Zen Therapy

By Jon Spayde Utne Reader
Published on March 1, 2001

The slogan on a T-shirt promoting the New York-based Buddhist
magazine Tricycle–‘Change Your Mind’–graphically defines
what Buddhism, and particularly American Buddhism, shares with
psychotherapy. As Anne A. Simpkinson points out in a recent article
for that very journal (Summer 2000), ‘Both disciplines are
committed to the alleviation of mental anguish, and both rely on
the individual heart and mind as the essential instrument for
transformation.’ More and more Americans, including many
therapists, are now exploring this common ground, combining therapy
and meditation practice. But the trend has its critics. Some wonder
if a thought system founded by a militant secularist like Freud is
really all that compatible with the spiritual insights that came to
Buddha under the bodhi tree. A few are concerned that minds are
indeed being changed, but in ways that create more anguish rather
than less.

As recently as a decade ago, most Asian teachers had their
doubts about whether the two paths could be walked at once,
Simpkinson writes. From their perspective, therapy seemed to
encourage a fixation on one’s personal story that meditation aimed
to dissolve. But a number of thoughtful books in recent years have
brought Buddhist insights to therapeutic concerns. And at least one
towering figure in the American Buddhist world, Zen teacher Robert
Aitken Roshi, has been candid about seeking therapy for his
interpersonal problems.

As this complex convergence has gained wider acceptance in
theory, a new set of concerns have begun turning up in practice.
Simpkinson focuses one such trend: Certain Buddhist teachers who
are also therapists have begun working with their spiritual
students as clients. ‘The increasing numbers of teachers taking on
this dual role,’ writes Simpkinson, ‘are bringing a certain urgency
to the discussion of boundaries.’

Of course, the reality, irreality, and permeability of
boundaries is one of the great Buddhist questions. To a belief
system that sees hard-and-fast distinctions as reflections of a
consciousness divided against itself and therefore in pain, the
point of drawing a line in the sand is not to exclude but to
explore the relationship between the things on either side of the
line. So it’s no wonder that many Buddhist therapists are
interested in challenging the professional rule that says they must
have no outside involvement with their clients. No surprise,
either, that they’re also challenging an informal rule (common to
many spiritual traditions) that says you ought to get your
therapeutic work ‘done’ before you embark on the exalted quest for
spiritual attainment.

Typical of this new breed of teacher-therapist is Tara Brach, an
insight meditation teacher and psychotherapist in the Washington,
D.C., area. ‘Brach takes a position that many consider to be the
cutting edge of a new American Buddhism,’ writes Simpkinson,
‘namely, that emotional healing is . . . part of the spiritual
path. It’s neither the underside of the path nor the shadow side,
nor must it come before spiritual work.’

Therapist and author John Welwood implies much the same in
Toward a Psychology of Awakening: Buddhism, Psychotherapy, and
the Path to Personal and Spiritual Transformation
(Shambhala,
2000). While meditation and therapy may cultivate awareness in
different ways, they are not incompatible, he maintains. What’s
more, advanced Buddhist insights can help suffering therapy clients
who are far from having ‘resol-ved’ their ‘issues.’
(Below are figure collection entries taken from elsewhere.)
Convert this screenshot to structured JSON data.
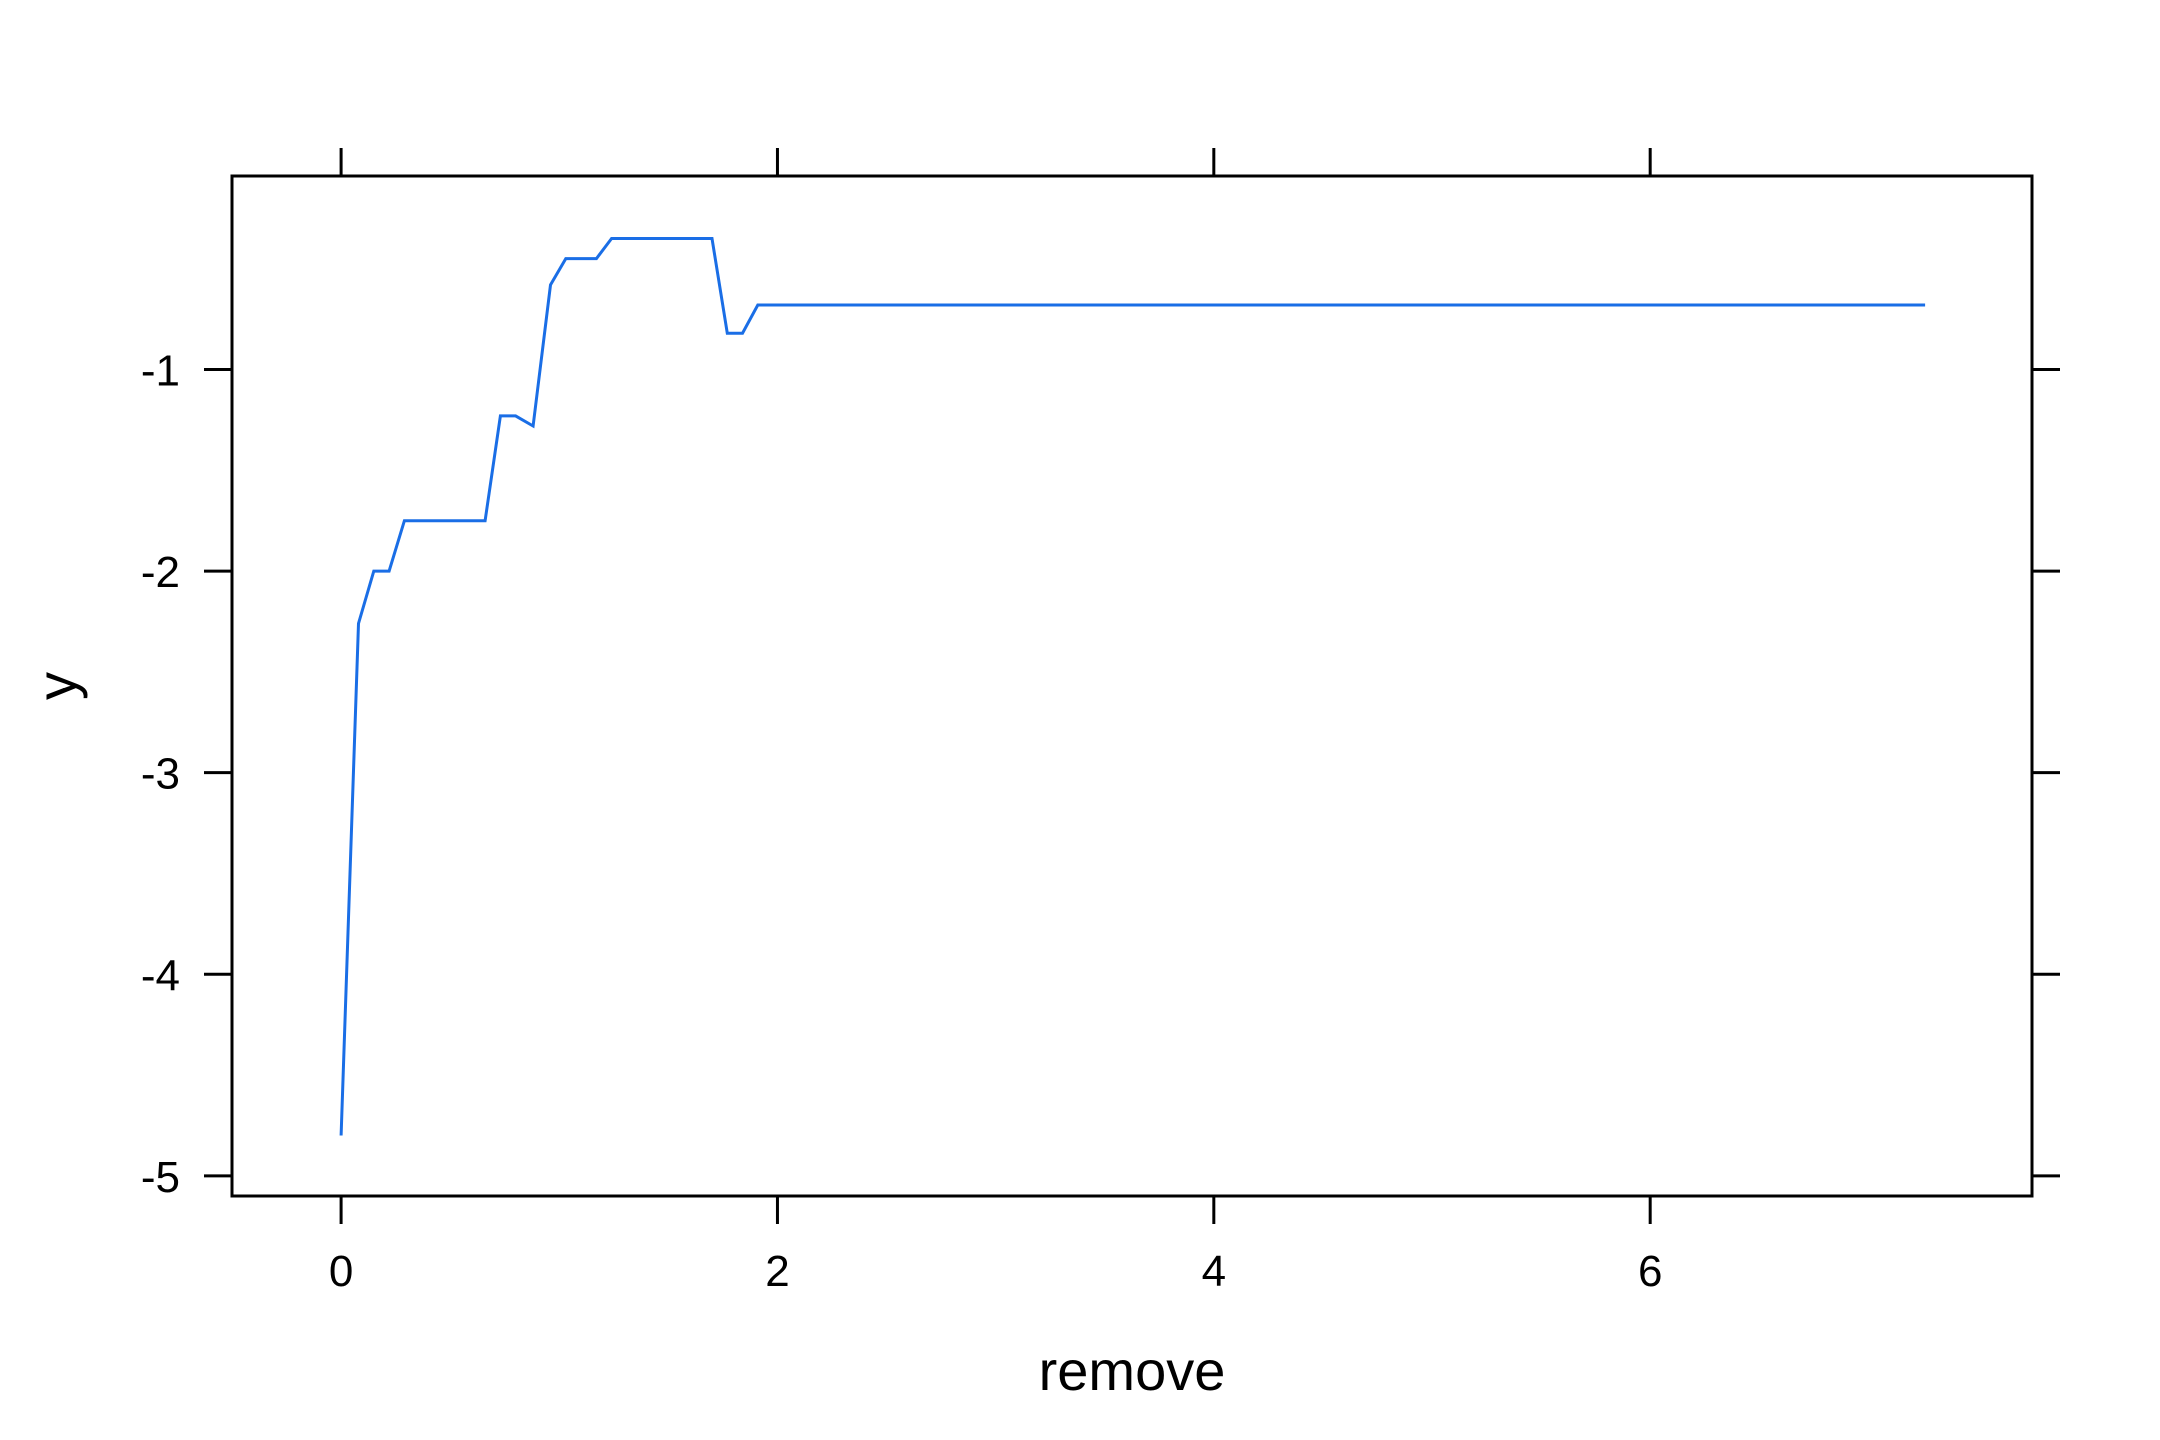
{
  "chart_data": {
    "type": "line",
    "title": "",
    "xlabel": "remove",
    "ylabel": "y",
    "xlim": [
      -0.5,
      7.75
    ],
    "ylim": [
      -5.1,
      -0.04
    ],
    "xticks": [
      0,
      2,
      4,
      6
    ],
    "yticks": [
      -5,
      -4,
      -3,
      -2,
      -1
    ],
    "xtick_labels": [
      "0",
      "2",
      "4",
      "6"
    ],
    "ytick_labels": [
      "-5",
      "-4",
      "-3",
      "-2",
      "-1"
    ],
    "grid": false,
    "series": [
      {
        "color": "#1a6ee6",
        "x": [
          0,
          0.08,
          0.15,
          0.22,
          0.29,
          0.66,
          0.73,
          0.8,
          0.88,
          0.96,
          1.03,
          1.17,
          1.24,
          1.7,
          1.77,
          1.84,
          1.91,
          7.26
        ],
        "y": [
          -4.8,
          -2.26,
          -2.0,
          -2.0,
          -1.75,
          -1.75,
          -1.23,
          -1.23,
          -1.28,
          -0.58,
          -0.45,
          -0.45,
          -0.35,
          -0.35,
          -0.82,
          -0.82,
          -0.68,
          -0.68
        ]
      }
    ]
  }
}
How Buddhism and psychotherapy can complement each other is
relatively easy to show. But what about the grittier issue of
Buddhist teachers wearing therapist hats? Some teachers and
therapists are wary of any situation that combines two roles with
such a high potential for transference–the client or student
becoming fixated on the teacher/therapist and replicating family
patterns and pain with that authority figure as the focus. These
critics warn that the impact may be too much for any one person, no
matter how gifted, to handle. ‘There’s conflict of interest at a
very deep level,’ Robert Aitken told Simpkinson. ‘Nobody really
understands what transference is. . . . It’s different for every
student and must not be monkeyed with. I don’t think any of us know
how to handle transference in these two dimensions. It’s like
riding two horses at once.’

In true Buddhist fashion, many of the two-horse riders hold that
this very problem is an opportunity. As Simpkinson puts it, it
provides a ‘double-strength ‘messy’ compost with which to fertilize
growth.’ For them, the issue is not to create rules that keep
therapy and practice safe in the abstract, but to rely on the
teacher’s wisdom and the student/client’s frankly expressed sense
of what feels right for him or her to maintain a complementarity
between the safety that therapy needs and the fearless facing of
life-as-it-is that Buddhism demands.